A CBS News foi a primeira a relatar a demissão.

George formou-se na Academia Militar de West Point e foi oficial do Exército que serviu na Guerra do Golfo Pérsico de 1991 e no Iraque e no Afeganistão. Ele também serviu como principal assessor militar do secretário de Defesa Lloyd J. Austin III de 2021 a 2022 durante a administração Biden, antes de assumir um cargo sênior nas forças armadas.

George sobreviveu ao primeiro incêndio em fevereiro de 2025, que viu a remoção de líderes militares seniores, incluindo a almirante Lisa Franchetti, oficial sênior da Marinha, e o general Jim Silfe, comandante nº 2 da Força Aérea, por Hegseth. O presidente Trump também demitiu o general Charles “CQ” Brown, que era presidente do Estado-Maior Conjunto na época.
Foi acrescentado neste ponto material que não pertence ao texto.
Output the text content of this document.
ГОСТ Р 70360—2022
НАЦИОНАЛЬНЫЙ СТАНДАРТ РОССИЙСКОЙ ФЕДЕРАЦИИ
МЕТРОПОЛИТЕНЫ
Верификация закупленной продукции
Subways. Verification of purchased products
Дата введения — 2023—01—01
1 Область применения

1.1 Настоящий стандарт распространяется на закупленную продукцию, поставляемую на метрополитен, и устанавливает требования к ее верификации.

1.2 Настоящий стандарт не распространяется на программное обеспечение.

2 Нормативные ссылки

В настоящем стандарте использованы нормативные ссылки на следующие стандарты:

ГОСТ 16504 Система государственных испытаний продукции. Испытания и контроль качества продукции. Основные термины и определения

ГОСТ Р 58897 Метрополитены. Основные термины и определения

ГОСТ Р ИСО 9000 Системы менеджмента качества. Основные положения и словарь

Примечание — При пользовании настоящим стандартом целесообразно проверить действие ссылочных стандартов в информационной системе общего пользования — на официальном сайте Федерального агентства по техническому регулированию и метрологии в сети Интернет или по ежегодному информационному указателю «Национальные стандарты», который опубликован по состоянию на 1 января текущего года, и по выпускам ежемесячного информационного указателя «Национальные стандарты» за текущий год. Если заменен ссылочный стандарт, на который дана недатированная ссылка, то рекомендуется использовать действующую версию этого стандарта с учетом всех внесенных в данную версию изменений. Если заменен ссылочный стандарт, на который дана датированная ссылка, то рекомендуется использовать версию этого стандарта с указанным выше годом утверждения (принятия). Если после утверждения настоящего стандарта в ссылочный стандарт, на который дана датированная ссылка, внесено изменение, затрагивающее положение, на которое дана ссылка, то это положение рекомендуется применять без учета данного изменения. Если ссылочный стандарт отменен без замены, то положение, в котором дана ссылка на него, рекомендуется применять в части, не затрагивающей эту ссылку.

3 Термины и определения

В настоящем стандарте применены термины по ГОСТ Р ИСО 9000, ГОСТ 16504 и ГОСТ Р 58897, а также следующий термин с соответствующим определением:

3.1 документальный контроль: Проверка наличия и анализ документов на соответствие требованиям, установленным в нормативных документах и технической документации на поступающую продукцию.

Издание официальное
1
Desde então, mais de uma dúzia de generais e almirantes de alto escalão reformaram-se precocemente ou foram afastados dos seus postos.

Entre os que sobraram está o vice de George, o vice-chefe do Estado-Maior do Exército, general James Mingus, que estava no cargo há menos de dois anos quando repentinamente nomeou o tenente Trump e nomeou o general Christopher LaNeve para o cargo. LaNeve era então o principal assessor militar de Hegseth, que foi destituído do comando do Oitavo Exército na Coreia do Sul após menos de um ano no cargo.

Toropin escreve para a Associated Press.